I think it might have been those bastards at the post office.
Sincerely, Edna
Venison’s dear isn’t it?
Two peanuts walk into a bar. One was assaulted.
President Obama & Queen Elizabeth
As Air Force One arrives at Heathrow Airport, President Obama strides to a warm and dignified reception from the Queen. They are driven in a 1934 Bentley to the edge of central London, where they change to a magnificent 17th century carriage hitched to six white horses. They continue on towards Buckingham Palace, waving to the thousands of cheering Britons; all is going well.
Suddenly the right rear horse lets fly with the most horrendous earth shattering fart ever heard in the British Empire. The smell is atrocious and both passengers in the carriage must use handkerchiefs over their noses. The fart shakes the coach, but the two dignitaries of State do their best to ignore the incident.
The Queen turns to President Obama, ” Mr. President, please accept my regrets… I am sure you understand there are some things that even a Queen cannot control.”
Obama, always trying to be “Presidential,” replied: “Your Majesty, do not give the matter another thought… Until you mentioned it, I thought it was one of the horses.
gtok is the winner!!!!
A lady calls the police to report her husband is missing. The police arrive and ask for a description. She tells them he’s 6 foot 2 inches tall, blonde wavy hair and has a smile that makes everybody love him. The police then go to the next door neighbor to verify this report and the lady next door tells the police, “You can’t believe her. He’s 5 foot 4 inches tall, has no hair and he wears a perpetual frown on his face.” The neighbor then goes and asks the lady why she gave the police such a false report. She replies, “Just because I reported him missing, doesn’t mean I wanted him back!”
MARK
Hi there:)
I urgently needed a few days off work, but, I knew the Boss would not allow me to take a leave.
I thought that maybe if I acted ‘Crazy’ then he would tell me to take a few days off.
So I hung upside-down on the ceiling and made funny noises.
My co-worker (who’s blonde) asked me what I was doing.
I told her that I was pretending to be a light bulb so that the Boss would think I was ‘Crazy’ and give me a few days off.
A few minutes later the Boss came into the office and asked, ‘What in the name of GOD are you doing?’
I told him I was a light bulb.
He said, ‘You are clearly stressed out.’ Go home and recuperate for a couple of days.’

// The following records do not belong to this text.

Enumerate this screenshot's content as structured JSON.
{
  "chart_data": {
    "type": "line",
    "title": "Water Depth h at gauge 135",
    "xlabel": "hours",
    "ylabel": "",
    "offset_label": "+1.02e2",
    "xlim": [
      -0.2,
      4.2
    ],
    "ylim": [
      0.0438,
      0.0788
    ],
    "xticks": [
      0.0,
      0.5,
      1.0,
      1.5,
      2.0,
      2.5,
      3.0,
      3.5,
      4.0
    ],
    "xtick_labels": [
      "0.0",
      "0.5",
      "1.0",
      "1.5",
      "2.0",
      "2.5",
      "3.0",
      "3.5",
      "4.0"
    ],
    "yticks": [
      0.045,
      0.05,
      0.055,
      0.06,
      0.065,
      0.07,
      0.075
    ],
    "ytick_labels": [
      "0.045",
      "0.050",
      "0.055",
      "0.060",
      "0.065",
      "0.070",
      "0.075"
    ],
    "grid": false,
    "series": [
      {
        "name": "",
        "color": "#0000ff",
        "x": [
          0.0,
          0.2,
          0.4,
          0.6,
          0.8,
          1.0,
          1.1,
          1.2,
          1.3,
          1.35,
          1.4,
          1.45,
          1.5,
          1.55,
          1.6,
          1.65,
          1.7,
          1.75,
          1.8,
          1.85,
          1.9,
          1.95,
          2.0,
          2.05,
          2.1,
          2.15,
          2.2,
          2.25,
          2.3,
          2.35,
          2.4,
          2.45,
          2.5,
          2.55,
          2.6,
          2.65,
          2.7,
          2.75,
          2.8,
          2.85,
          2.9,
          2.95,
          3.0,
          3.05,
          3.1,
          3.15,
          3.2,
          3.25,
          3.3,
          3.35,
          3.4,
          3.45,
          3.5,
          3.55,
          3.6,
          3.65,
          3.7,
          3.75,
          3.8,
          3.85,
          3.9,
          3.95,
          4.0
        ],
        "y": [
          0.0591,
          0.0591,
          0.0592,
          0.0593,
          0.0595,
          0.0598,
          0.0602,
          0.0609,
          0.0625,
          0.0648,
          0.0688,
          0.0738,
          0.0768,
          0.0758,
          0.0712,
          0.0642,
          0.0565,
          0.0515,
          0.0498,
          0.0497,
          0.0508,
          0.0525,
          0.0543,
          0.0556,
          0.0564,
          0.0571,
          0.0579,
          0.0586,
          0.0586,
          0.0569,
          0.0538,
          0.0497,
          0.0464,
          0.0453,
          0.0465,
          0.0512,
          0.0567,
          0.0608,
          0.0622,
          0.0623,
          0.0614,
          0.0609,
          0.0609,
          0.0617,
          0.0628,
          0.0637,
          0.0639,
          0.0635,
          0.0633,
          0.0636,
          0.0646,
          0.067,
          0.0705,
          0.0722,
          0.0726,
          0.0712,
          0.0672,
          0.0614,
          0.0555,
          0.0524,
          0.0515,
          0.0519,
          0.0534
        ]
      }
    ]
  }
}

I jumped down and walked out of the office…
When my co-worker (the blonde) followed me, the Boss asked her, ‘..And where do you think you’re going?!’
(You’re gonna love this….)
She said, ‘I’m going home, too. I can’t work in the dark.’
A very rich Kuwaiti prince goes to study in Berlin, Germany. His oil tycoon sheikh father sends him a gold Mercedes immediately to make sure his son reaches classes on time. A few weeks go by and the son sends the car back to Kuwait to his father with a note saying “Dear Father, I feel ashamed driving the gold Mercedes when all my professors come to the university in a train.” The very next day the son receives a cheque of 10 million dinars with a note saying “Dear Son, don’t put your family to shame!!! You buy a train too!!!”